Kim Dotcom fonda il Partito di Internet

Confermate le voci della sua discesa in campo: il fondatore di Megaupload, costretto a reinventarsi con Mega, agirà non come candidato ma come leader politico

Roma - Kim Dotcom ha confermato che nei suoi nuovi progetti vi è quello di scendere nell'arena politica: l'obiettivo è quello di conquistare un posto nel Parlamento neozelandese e per farlo ha fondato un nuovo partito, l'Internet Party.

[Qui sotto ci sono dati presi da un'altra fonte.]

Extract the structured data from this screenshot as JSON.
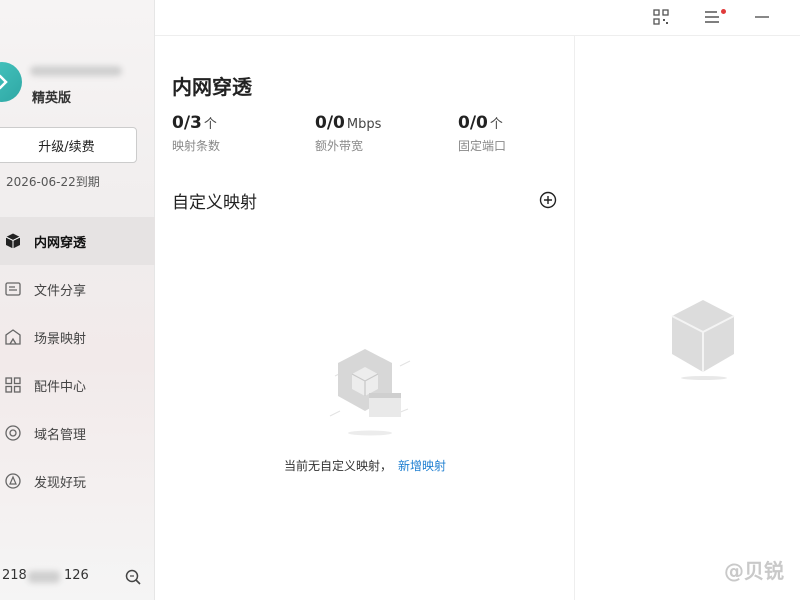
{
  "sidebar": {
    "edition": "精英版",
    "upgrade_label": "升级/续费",
    "expire_text": "2026-06-22到期",
    "items": [
      {
        "label": "内网穿透",
        "icon": "cube-icon",
        "active": true
      },
      {
        "label": "文件分享",
        "icon": "file-share-icon",
        "active": false
      },
      {
        "label": "场景映射",
        "icon": "scene-map-icon",
        "active": false
      },
      {
        "label": "配件中心",
        "icon": "grid-icon",
        "active": false
      },
      {
        "label": "域名管理",
        "icon": "domain-icon",
        "active": false
      },
      {
        "label": "发现好玩",
        "icon": "discover-icon",
        "active": false
      }
    ],
    "ip_prefix": "218",
    "ip_suffix": "126"
  },
  "topbar": {
    "icons": [
      "qrcode-icon",
      "menu-icon",
      "minimize-icon"
    ],
    "notification_color": "#e03a3a"
  },
  "main": {
    "title": "内网穿透",
    "stats": [
      {
        "value": "0/3",
        "unit": "个",
        "label": "映射条数"
      },
      {
        "value": "0/0",
        "unit": "Mbps",
        "label": "额外带宽"
      },
      {
        "value": "0/0",
        "unit": "个",
        "label": "固定端口"
      }
    ],
    "section_title": "自定义映射",
    "empty_text": "当前无自定义映射，",
    "empty_link": "新增映射"
  },
  "right": {
    "watermark": "@贝锐"
  },
  "colors": {
    "accent": "#1f7fd1",
    "logo": "#3bb7b3"
  }
}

Già da settembre scorso si era parlato della possibilità che il founder della piattaforma di filesharing Megaupload scegliesse la carriera politica: da superare c'era tuttavia la diffidenza dell'apparato politico kiwi, la necessità di trovare un partner che lo potesse sostenere e, naturalmente, il fatto che su §Dotcom pesano polemiche e accuse di violazione di diritto d'autore.

Nel frattempo Kim Dotcom, pur rimanendo concentrato sul servizio musicale Megabox, ha da tempo dato le dimissioni da managing director di Mega: ha avuto così modo di pianificare il suo nuovo progetto ed ha ora annunciato i primi dettagli.
A cominciare dal nome, già scelto anche se deve ancora essere registrato: si chiamerà Internet Party e non Mega Party come si vociferava.
Per quanto riguarda poi la sua nazionalità, pur non potendo concorrere direttamente per l'elezione, Kim Dotcom potrà assumere il ruolo di vertice o presidente di partito.

Per ciò che concerne le collaborazioni, invece, sono state nominate diverse personalità del mondo ICT anche se tutto deve ancora essere confermato: in primis il blogger e attivista politico Martyn Bradbury che sembra già essere stato assoldato come consulente. Inoltre, nei giorni scorsi sono state associate al nuovo partito le dimissioni del giornalista Alastair Thompson.

Kim Dotcom ha inoltre annunciato la festa chiamata PartyParty: non riguarderà tuttavia l'Internet Party, ma il lancio del suo album. In questa occasione, tuttavia, sono attesi nuovi dettagli.